In a society that emphasizes status, power, wealth and material possessions above all else, Buddhism and Nichiren Daishonin’s Buddhism in particular, place special importance on the “treasures of the heart.” The Three Kinds of Treasure is a letter written by Nichiren Daishonin to his samurai disciple, Shijo Kingo advising him with some difficulties the samurai had been having with his lord. Nichiren Daishonin advises Shijo Kingo to remember what is most important in life:
More valuable than treasures in a storehouse are the treasures of the body, and the treasures of the heart are the most valuable of all.
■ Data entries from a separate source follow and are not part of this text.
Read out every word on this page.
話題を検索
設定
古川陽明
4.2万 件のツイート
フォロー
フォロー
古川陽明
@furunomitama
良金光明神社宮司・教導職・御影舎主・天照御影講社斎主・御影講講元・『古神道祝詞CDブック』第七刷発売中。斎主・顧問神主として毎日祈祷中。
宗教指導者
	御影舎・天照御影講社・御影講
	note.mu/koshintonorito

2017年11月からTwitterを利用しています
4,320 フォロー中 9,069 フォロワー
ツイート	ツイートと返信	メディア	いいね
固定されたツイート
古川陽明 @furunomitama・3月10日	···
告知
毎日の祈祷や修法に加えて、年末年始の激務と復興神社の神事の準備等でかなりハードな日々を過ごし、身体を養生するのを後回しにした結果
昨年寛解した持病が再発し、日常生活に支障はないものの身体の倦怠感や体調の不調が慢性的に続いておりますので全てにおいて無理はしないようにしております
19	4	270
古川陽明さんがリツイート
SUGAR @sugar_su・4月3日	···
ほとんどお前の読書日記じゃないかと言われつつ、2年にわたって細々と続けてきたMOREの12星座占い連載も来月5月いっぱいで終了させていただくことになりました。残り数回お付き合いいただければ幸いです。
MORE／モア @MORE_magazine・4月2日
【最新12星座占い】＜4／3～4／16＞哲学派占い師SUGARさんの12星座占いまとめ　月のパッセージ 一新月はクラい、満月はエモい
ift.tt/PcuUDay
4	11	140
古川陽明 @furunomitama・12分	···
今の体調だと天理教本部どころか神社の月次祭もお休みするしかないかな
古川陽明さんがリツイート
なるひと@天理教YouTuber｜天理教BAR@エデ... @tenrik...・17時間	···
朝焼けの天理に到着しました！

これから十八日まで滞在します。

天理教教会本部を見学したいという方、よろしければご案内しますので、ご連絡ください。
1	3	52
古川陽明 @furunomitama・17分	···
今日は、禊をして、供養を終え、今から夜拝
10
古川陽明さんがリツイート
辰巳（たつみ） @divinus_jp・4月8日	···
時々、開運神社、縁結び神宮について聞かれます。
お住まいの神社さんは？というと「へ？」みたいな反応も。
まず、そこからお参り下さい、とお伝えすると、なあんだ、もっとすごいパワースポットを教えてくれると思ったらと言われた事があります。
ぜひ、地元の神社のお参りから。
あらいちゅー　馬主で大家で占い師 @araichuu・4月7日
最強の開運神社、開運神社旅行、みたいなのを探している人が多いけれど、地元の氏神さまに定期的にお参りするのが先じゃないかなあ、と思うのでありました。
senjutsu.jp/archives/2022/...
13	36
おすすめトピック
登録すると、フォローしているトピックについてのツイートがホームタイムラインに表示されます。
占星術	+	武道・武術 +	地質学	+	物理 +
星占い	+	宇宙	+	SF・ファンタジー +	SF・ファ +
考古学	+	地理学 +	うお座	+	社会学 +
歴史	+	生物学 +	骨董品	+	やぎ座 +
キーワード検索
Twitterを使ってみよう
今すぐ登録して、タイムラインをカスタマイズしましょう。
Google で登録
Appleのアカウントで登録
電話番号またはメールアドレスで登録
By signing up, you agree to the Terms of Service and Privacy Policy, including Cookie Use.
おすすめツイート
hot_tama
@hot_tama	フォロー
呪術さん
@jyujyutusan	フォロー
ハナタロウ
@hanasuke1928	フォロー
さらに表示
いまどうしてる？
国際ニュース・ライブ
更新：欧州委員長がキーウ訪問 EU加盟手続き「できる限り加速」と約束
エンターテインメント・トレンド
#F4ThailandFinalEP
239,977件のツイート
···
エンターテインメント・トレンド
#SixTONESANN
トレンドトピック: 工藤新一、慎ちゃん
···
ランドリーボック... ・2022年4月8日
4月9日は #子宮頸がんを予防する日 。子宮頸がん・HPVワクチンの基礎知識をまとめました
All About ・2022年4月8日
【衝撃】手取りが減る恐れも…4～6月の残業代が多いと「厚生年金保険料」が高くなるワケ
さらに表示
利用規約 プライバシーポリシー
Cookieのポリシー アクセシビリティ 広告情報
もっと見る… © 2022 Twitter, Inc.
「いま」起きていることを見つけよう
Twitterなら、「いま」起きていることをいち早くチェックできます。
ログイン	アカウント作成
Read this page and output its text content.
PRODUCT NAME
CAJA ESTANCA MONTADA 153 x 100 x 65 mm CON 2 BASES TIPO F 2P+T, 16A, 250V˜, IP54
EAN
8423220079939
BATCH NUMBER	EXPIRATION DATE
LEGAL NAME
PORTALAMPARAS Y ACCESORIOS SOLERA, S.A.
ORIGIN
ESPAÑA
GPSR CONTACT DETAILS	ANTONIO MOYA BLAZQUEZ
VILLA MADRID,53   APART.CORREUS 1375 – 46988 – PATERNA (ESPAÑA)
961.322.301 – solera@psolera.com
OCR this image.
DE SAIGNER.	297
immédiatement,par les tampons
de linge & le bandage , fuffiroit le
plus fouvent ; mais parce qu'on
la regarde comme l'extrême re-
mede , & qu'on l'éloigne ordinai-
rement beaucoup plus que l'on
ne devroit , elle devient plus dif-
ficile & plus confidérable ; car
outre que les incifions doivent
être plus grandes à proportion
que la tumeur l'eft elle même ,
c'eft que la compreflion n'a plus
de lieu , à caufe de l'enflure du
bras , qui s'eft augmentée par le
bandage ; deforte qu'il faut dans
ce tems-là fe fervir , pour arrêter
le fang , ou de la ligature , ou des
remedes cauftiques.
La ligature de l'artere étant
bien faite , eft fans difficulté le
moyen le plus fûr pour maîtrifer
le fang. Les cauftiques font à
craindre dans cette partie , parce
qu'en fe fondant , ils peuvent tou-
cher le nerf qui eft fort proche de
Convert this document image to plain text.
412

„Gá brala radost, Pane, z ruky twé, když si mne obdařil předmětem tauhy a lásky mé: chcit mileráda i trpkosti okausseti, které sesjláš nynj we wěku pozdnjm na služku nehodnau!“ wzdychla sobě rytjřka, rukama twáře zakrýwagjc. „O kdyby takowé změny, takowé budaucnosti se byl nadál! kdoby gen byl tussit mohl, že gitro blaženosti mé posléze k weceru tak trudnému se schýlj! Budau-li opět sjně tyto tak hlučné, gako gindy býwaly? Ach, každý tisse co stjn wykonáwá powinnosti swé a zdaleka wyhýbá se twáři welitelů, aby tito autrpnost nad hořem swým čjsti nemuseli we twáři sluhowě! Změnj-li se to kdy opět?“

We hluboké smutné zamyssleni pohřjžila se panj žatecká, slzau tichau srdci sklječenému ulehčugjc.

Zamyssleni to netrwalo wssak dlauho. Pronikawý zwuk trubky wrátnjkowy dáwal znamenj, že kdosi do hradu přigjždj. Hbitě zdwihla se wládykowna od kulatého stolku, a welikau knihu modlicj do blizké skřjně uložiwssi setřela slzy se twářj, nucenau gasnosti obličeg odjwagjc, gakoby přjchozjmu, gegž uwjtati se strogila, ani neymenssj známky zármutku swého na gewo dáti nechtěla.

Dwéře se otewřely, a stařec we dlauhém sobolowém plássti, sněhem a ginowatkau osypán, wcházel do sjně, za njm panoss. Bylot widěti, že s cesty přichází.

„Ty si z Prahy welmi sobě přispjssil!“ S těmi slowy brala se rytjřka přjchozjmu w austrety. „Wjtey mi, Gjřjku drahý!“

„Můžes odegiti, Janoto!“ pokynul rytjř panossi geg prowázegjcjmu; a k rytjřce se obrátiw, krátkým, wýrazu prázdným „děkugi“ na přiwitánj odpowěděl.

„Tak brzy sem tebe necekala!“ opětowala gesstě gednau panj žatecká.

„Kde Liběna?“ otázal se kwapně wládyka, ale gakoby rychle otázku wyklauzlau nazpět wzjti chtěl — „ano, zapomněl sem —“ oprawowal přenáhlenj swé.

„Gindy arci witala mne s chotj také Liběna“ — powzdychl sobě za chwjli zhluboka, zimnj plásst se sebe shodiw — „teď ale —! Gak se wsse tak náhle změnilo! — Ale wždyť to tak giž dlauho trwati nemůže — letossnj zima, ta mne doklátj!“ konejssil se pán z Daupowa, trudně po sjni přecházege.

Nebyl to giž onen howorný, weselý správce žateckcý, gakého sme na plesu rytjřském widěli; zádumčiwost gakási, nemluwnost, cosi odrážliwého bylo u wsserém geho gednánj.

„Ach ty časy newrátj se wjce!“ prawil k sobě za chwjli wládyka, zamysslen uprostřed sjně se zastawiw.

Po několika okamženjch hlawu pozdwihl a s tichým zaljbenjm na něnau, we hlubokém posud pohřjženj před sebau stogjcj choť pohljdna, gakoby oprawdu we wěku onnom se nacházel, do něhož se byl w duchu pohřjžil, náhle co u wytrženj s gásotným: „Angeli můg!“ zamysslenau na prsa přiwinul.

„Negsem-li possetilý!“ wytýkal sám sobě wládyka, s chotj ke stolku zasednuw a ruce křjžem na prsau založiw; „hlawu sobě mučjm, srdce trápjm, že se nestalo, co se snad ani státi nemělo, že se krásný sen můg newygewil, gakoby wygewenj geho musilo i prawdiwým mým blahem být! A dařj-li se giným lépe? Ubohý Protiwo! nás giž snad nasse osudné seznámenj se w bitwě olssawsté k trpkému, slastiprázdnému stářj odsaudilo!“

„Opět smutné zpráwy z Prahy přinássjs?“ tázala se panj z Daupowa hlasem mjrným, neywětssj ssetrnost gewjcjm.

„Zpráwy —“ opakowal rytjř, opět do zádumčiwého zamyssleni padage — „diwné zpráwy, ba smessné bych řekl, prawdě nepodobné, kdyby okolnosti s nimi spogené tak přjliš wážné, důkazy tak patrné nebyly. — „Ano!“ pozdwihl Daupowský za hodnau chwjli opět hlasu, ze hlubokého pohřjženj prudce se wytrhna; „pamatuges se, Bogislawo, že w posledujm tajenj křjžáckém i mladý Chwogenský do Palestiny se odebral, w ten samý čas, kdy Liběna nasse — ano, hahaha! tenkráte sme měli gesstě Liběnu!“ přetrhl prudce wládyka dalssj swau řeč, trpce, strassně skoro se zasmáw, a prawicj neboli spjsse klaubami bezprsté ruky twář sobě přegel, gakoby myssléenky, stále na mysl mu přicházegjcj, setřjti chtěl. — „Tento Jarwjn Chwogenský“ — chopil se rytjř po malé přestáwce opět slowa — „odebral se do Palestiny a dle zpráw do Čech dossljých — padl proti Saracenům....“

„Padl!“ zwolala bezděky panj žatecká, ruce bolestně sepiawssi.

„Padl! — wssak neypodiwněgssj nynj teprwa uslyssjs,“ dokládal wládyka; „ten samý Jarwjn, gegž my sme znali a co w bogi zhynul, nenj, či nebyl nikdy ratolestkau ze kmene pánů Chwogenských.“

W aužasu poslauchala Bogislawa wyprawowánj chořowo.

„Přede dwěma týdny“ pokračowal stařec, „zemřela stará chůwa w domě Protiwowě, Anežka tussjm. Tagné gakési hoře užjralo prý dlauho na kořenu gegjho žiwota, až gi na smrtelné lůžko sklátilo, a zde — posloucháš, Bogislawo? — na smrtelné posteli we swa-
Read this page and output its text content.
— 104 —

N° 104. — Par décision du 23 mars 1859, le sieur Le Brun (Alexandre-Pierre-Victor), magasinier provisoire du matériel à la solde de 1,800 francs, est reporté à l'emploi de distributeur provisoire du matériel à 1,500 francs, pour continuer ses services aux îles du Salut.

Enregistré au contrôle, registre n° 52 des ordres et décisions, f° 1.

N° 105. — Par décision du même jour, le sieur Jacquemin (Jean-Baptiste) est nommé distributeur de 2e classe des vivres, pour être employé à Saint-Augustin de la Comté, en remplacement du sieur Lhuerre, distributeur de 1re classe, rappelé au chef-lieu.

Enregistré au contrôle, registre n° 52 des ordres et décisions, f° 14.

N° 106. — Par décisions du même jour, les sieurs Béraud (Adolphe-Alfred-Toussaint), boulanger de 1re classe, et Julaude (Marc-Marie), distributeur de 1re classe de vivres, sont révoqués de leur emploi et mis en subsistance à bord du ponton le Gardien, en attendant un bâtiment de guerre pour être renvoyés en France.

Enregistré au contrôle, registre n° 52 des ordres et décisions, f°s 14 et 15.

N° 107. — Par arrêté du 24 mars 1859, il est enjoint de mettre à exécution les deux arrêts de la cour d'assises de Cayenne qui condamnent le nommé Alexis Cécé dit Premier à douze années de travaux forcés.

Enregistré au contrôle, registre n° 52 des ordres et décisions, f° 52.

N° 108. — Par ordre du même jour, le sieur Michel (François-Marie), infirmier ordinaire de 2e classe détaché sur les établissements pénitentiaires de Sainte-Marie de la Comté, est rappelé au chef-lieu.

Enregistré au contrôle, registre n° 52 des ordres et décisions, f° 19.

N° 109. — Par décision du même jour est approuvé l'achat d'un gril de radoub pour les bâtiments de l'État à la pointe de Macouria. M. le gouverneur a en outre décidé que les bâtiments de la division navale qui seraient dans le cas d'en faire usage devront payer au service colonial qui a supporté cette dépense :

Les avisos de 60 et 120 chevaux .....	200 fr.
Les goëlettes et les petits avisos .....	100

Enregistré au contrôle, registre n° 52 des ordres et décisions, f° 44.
In this writing, “treasures in a storehouse” refer to material possessions or wealth (objects we can buy, keep or sell). “Treasures of the body” refer to our physical health and well-being, including our mental health. “Treasures of the body” might also be a talent or skill we have such as writing, singing, acting or playing a musical instrument. For me, “treasures of the heart” refers to my friends and family members, those I cherish and love, and who are an important part of my life. “Treasures of the heart” are also my beloved, happy memories I have of my own childhood and other life experiences. From a Buddhist perspective, “treasures of the heart” are the opportunities and challenges we have to grow and develop our lives through faith and by helping others. “Accumulating treasures of the heart means that we come to understand we are Buddhas.”
I believe in our society [in the U.S.], we have placed these three treasures backwards in order of their correct importance or priority. We place the most value on accumulating material possessions and financial wealth, yet we place the least value on developing our own lives and fostering healthy relationships with others. Doesn’t this seem as if our priorities are upside down?
In a beautiful article titled “The Poor Woman’s Lamp,” (Living Buddhism, March 2006 p. 14), SGI President Ikeda describes a Buddhist parable of the same name. He writes, “What the ‘Poor Woman’s Lamp’ teaches us is, more than anything else, the value of sincerity…A mind which attaches importance to even to the slightest matters, and which loves and treasures even seemingly insignificant things, can profoundly move people even through a small action.” As Nichiren Daishonin states: “It is the heart that is important.”
In a culture of violence, and anger, and hate, when people place more value on a cell phone or a car than a person’s life, we need to learn the tremendous value of our own lives and of each other’s.